The laggard Nasdaq fell below the 21-day line and is closing at its 50-day line.
Apple stock, Tesla and other megacaps have weighed on the Nasdaq and the S&P 500 index.
The Invesco S&P 500 Equal Weight ETF ( RSP ) is still above its 200-day moving average.
But do not exaggerate the impact of Apple. Many leading stocks are testing either falling below buy points or round-tripping decent gains.
The silver lining is that the stock market is not rallying in Fed speeches and important economic data. This could mean that markets could bounce if there are any negative surprises, with the possibility of bigger gains if upcoming headlines are positive.
But the market rally will do what it will do.

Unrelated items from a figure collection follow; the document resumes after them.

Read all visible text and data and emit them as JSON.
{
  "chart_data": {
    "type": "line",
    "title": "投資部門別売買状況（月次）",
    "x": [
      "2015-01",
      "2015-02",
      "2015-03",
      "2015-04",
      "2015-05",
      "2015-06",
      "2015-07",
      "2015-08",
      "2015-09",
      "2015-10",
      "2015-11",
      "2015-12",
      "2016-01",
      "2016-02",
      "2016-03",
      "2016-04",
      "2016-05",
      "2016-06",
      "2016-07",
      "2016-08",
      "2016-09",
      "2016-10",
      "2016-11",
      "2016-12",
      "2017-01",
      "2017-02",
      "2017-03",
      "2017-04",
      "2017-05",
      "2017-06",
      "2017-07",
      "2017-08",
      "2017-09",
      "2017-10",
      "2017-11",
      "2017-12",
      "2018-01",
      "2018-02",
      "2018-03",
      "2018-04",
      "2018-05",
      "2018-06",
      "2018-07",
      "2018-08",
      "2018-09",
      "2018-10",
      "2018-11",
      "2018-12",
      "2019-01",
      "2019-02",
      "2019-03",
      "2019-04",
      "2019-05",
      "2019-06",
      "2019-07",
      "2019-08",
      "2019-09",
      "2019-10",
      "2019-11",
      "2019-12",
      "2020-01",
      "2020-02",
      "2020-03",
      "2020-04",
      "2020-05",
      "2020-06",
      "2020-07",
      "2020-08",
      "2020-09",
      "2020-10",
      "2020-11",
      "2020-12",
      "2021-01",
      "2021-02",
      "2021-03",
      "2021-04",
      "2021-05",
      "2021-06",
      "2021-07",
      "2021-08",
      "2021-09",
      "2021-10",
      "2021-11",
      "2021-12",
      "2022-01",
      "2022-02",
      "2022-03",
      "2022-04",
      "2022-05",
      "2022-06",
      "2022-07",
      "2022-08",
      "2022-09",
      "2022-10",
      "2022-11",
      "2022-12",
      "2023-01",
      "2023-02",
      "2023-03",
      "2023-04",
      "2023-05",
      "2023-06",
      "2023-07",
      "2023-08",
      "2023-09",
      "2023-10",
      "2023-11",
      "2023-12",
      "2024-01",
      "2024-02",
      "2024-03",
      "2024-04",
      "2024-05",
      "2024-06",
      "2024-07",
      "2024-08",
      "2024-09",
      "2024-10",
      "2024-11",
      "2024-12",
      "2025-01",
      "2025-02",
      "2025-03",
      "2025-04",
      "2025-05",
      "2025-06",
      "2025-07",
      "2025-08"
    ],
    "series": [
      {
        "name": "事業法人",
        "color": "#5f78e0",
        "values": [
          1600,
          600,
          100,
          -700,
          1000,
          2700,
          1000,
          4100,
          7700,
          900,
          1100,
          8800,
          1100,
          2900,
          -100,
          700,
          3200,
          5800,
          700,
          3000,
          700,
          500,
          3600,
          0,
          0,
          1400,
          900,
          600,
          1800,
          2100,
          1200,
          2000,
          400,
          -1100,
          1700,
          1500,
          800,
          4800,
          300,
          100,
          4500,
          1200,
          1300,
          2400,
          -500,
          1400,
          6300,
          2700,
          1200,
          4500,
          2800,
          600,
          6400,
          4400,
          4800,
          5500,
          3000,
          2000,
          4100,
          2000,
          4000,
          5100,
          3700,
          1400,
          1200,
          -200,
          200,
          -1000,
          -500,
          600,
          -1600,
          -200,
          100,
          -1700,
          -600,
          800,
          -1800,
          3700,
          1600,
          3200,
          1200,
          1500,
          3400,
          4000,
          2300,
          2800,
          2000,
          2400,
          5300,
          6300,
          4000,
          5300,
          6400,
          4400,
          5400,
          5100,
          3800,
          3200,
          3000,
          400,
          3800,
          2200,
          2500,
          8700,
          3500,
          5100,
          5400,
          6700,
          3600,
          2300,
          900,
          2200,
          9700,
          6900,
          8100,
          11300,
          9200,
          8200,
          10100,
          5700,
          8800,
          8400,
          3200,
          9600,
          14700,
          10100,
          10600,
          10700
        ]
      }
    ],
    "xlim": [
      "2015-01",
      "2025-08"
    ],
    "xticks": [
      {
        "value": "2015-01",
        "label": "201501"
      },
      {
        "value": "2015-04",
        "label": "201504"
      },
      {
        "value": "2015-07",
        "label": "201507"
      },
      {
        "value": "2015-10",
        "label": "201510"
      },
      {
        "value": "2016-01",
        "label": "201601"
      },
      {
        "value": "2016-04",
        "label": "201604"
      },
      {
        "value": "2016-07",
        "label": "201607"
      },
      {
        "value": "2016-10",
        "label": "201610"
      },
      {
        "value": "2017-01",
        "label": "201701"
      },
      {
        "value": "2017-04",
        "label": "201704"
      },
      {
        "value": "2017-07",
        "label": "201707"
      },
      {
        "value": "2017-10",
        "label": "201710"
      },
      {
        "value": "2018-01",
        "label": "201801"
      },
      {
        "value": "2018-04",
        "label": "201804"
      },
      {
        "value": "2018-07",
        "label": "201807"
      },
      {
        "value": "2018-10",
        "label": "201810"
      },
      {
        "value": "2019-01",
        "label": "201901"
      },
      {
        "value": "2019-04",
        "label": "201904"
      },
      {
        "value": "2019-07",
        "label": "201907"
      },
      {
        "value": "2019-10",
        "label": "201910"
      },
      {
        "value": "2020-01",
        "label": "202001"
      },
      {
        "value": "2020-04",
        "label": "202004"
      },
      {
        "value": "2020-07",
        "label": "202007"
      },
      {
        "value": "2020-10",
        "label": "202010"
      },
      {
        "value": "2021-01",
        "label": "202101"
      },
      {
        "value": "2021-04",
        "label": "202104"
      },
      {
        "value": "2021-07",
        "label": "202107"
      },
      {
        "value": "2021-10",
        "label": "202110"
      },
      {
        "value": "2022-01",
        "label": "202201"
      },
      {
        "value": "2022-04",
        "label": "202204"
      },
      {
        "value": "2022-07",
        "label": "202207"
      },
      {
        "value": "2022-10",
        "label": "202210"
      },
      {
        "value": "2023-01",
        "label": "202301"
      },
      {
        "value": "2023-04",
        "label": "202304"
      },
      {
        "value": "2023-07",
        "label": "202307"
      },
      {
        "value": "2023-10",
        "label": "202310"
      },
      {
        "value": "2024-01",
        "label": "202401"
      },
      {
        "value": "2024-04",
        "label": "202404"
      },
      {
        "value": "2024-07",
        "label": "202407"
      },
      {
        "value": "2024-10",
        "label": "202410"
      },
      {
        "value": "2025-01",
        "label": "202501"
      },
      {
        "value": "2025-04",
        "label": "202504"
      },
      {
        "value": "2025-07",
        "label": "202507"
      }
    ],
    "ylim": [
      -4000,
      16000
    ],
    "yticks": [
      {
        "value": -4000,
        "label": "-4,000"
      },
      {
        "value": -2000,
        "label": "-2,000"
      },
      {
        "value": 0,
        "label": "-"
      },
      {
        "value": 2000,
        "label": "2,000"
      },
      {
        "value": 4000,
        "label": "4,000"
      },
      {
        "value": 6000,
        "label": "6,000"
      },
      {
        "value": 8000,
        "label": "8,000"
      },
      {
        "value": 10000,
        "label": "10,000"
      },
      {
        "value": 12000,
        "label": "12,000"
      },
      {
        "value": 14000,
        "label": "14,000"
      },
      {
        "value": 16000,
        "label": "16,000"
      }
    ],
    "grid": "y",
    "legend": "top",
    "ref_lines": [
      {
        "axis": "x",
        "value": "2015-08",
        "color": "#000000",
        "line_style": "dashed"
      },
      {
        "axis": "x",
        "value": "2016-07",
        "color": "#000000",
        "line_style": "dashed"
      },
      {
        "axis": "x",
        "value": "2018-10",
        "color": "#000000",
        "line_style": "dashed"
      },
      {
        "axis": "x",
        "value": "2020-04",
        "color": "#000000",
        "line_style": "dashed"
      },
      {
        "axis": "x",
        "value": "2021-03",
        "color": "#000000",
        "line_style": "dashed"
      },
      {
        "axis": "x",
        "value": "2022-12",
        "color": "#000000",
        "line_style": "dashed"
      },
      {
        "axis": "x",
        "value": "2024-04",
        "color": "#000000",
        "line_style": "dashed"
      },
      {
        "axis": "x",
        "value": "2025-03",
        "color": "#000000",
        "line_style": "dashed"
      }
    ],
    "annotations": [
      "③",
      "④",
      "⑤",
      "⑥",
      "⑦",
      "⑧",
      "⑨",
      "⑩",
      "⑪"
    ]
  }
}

Time the market with IBD’s ETF Market Strategy
What to do now
With the markets pulling back, there aren’t a lot of stocks flashing buy signals. Investors probably should wait for Powell’s speech and the economic data to roll in before making significant new purchases. Investors may want to take at least some partial profits in winners, especially if the winning stocks are back to buy points.
If the market rally reverses higher soon, a large number of stocks will look actionable. But a lot of interesting stocks today will start looking damaged if the main indexes fall significantly from here.
So investors need to stay engaged and flexible. Keep your watchlists up to date but have exit strategies for your holdings as well.
Read the big picture every day to be in sync with the market direction and leading stocks and sectors.